Anna Siegrist-Ronzani, Primarlehrerin in der Schule Aussersihl
Unter dem Begriff «Chancen» verstehe ich primär Möglichkeiten, Gelegenheiten oder auch Glücksfälle, die sich im Laufe unseres Lebens ergeben oder einem «zufallen». Da ich selbst Migrationshintergrund habe und von engagierten Lehrerinnen und Lehrern gefördert wurde, weiss ich, wie wichtig, ja sogar entscheidend die Einstellung und Haltung von Lehrpersonen sein können. Als Klassenlehrperson in einer QUIMS-Schule in der Stadt Zürich organisiere und strukturiere ich meinen Unterricht so, dass meinen Schülerinnen und Schülern jene Möglichkeiten und Gelegenheiten «zufallen», die sie in ihrem Lernprozess optimal stützen und fördern. Dazu gehört meines Erachtens unbedingt ein sprachsensibler Unterricht, und zwar nicht nur im Fach Deutsch, sondern genauso in den anderen Schulfächern. Diesem widme ich – auch dank meiner Zusatzausbildung in «Deutsch als Zweitsprache» – ganz besondere Aufmerksamkeit. Denn aufgrund meiner eigenen persönlichen und schulischen Biographie weiss ich, wie zentral die Sprache für den Schulerfolg der Kinder und Jugendlichen ist. Chancengleichheit mag vielleicht weitgehend eine Illusion bleiben, aber man kann sich ihr auf jeden Fall annähern, davon bin ich überzeugt.

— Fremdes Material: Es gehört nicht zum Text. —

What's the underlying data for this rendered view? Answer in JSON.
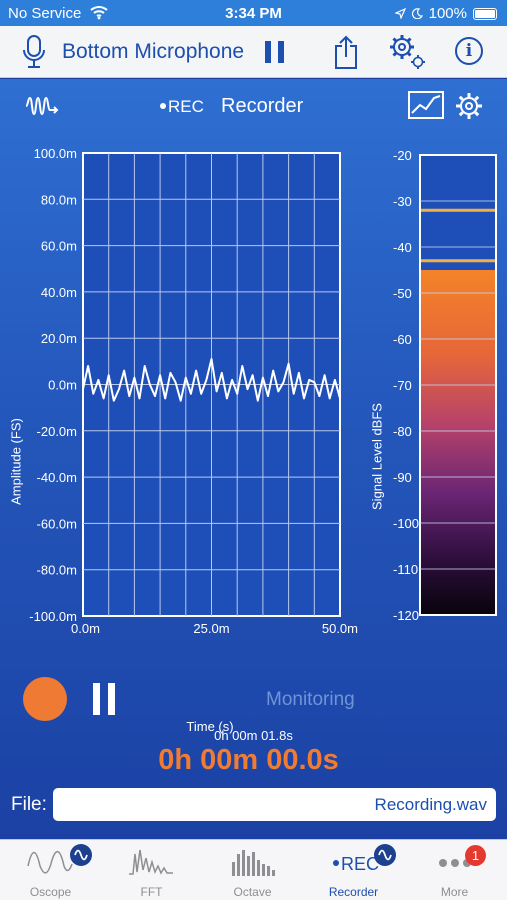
{
  "status_bar": {
    "carrier": "No Service",
    "time": "3:34 PM",
    "battery": "100%"
  },
  "toolbar": {
    "title": "Bottom Microphone"
  },
  "header": {
    "rec": "REC",
    "title": "Recorder"
  },
  "chart_data": [
    {
      "type": "line",
      "title": "",
      "xlabel": "Time (s)",
      "ylabel": "Amplitude (FS)",
      "x_ticks": [
        "0.0m",
        "25.0m",
        "50.0m"
      ],
      "y_ticks": [
        "100.0m",
        "80.0m",
        "60.0m",
        "40.0m",
        "20.0m",
        "0.0m",
        "-20.0m",
        "-40.0m",
        "-60.0m",
        "-80.0m",
        "-100.0m"
      ],
      "xlim": [
        0,
        0.05
      ],
      "ylim": [
        -0.1,
        0.1
      ],
      "grid": true,
      "series": [
        {
          "x": [
            0,
            0.001,
            0.002,
            0.003,
            0.004,
            0.005,
            0.006,
            0.007,
            0.008,
            0.009,
            0.01,
            0.011,
            0.012,
            0.013,
            0.014,
            0.015,
            0.016,
            0.017,
            0.018,
            0.019,
            0.02,
            0.021,
            0.022,
            0.023,
            0.024,
            0.025,
            0.026,
            0.027,
            0.028,
            0.029,
            0.03,
            0.031,
            0.032,
            0.033,
            0.034,
            0.035,
            0.036,
            0.037,
            0.038,
            0.039,
            0.04,
            0.041,
            0.042,
            0.043,
            0.044,
            0.045,
            0.046,
            0.047,
            0.048,
            0.049,
            0.05
          ],
          "y": [
            -0.002,
            0.008,
            -0.004,
            0.002,
            -0.006,
            0.004,
            -0.007,
            -0.002,
            0.006,
            -0.005,
            0.003,
            -0.006,
            0.008,
            0.0,
            -0.005,
            0.004,
            -0.006,
            0.005,
            0.001,
            -0.007,
            0.003,
            -0.004,
            0.006,
            -0.004,
            0.002,
            0.011,
            -0.003,
            0.005,
            -0.006,
            0.002,
            -0.004,
            0.008,
            -0.002,
            0.004,
            -0.007,
            0.003,
            -0.005,
            0.006,
            -0.003,
            0.001,
            0.009,
            -0.004,
            0.005,
            -0.006,
            0.002,
            0.001,
            -0.005,
            0.004,
            -0.006,
            0.002,
            -0.006
          ]
        }
      ]
    },
    {
      "type": "bar",
      "title": "",
      "ylabel": "Signal Level dBFS",
      "y_ticks": [
        "-20",
        "-30",
        "-40",
        "-50",
        "-60",
        "-70",
        "-80",
        "-90",
        "-100",
        "-110",
        "-120"
      ],
      "ylim": [
        -120,
        -20
      ],
      "level": -45,
      "peak_markers": [
        -32,
        -43
      ]
    }
  ],
  "controls": {
    "monitoring": "Monitoring",
    "elapsed_small": "0h 00m 01.8s",
    "elapsed_big": "0h 00m 00.0s"
  },
  "file": {
    "label": "File:",
    "name": "Recording.wav"
  },
  "tabs": [
    {
      "label": "Oscope"
    },
    {
      "label": "FFT"
    },
    {
      "label": "Octave"
    },
    {
      "label": "Recorder",
      "rec": "REC"
    },
    {
      "label": "More",
      "badge": "1"
    }
  ],
  "colors": {
    "accent": "#1c4fae",
    "record": "#ee7a33",
    "elapsed": "#f07c33",
    "badge": "#e5392f",
    "marker": "#f2b042"
  }
}
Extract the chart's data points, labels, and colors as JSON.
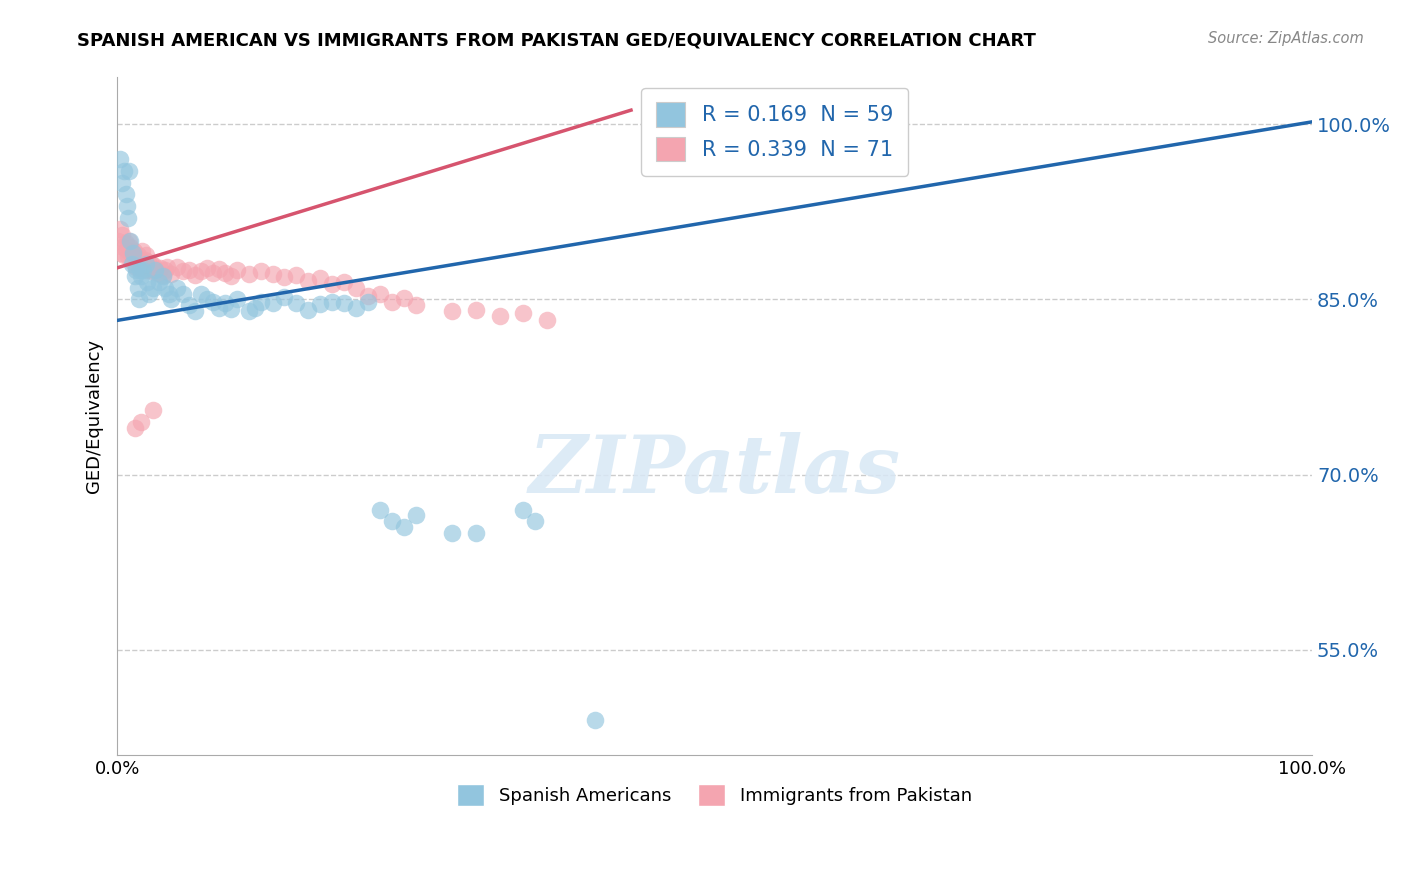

Susanne Meier Leuenberger, Kooperationsschulleiterin an der PH Zürich und Primarlehrerin
Je älter ich werde, sei es als Pädagogin oder als Mutter, desto mehr wird mir bewusst, wie schwierig diese berechtigte Forderung an die Volksschule umzusetzen ist. Klar kenne ich die Tricks der Binnendifferenzierung, arbeite mit offenen Lernaufgaben, stärke die Stärken jedes und jeder Einzelnen mit dem persönlichen Stärkenportfolio, lasse die Schülerinnen und Schüler kooperativ arbeiten, so dass sie auch voneinander lernen können, und gebe differenzierende Hausaufgaben, weil ich weiss, dass zuhause nicht alle Kinder Unterstützung bekommen. Auch meine Unterrichtsmethoden wechsle ich sorgfältig ab, um möglichst alle Lerntypen zu berücksichtigen. So läuft es bei mir einigermassen gut. Ich weiss, dass ich mein Möglichstes als Pädagogin tue. Das Ziel «Chancen für alle!» – ohne den Zusatz «gleiche» – ist jedoch realistischer. Die Herausforderung bleibt so weiterhin anspruchsvoll, jedoch wird der Umstand, dass wir Menschen höchst individuelle Wesen sind, besser berücksichtigt.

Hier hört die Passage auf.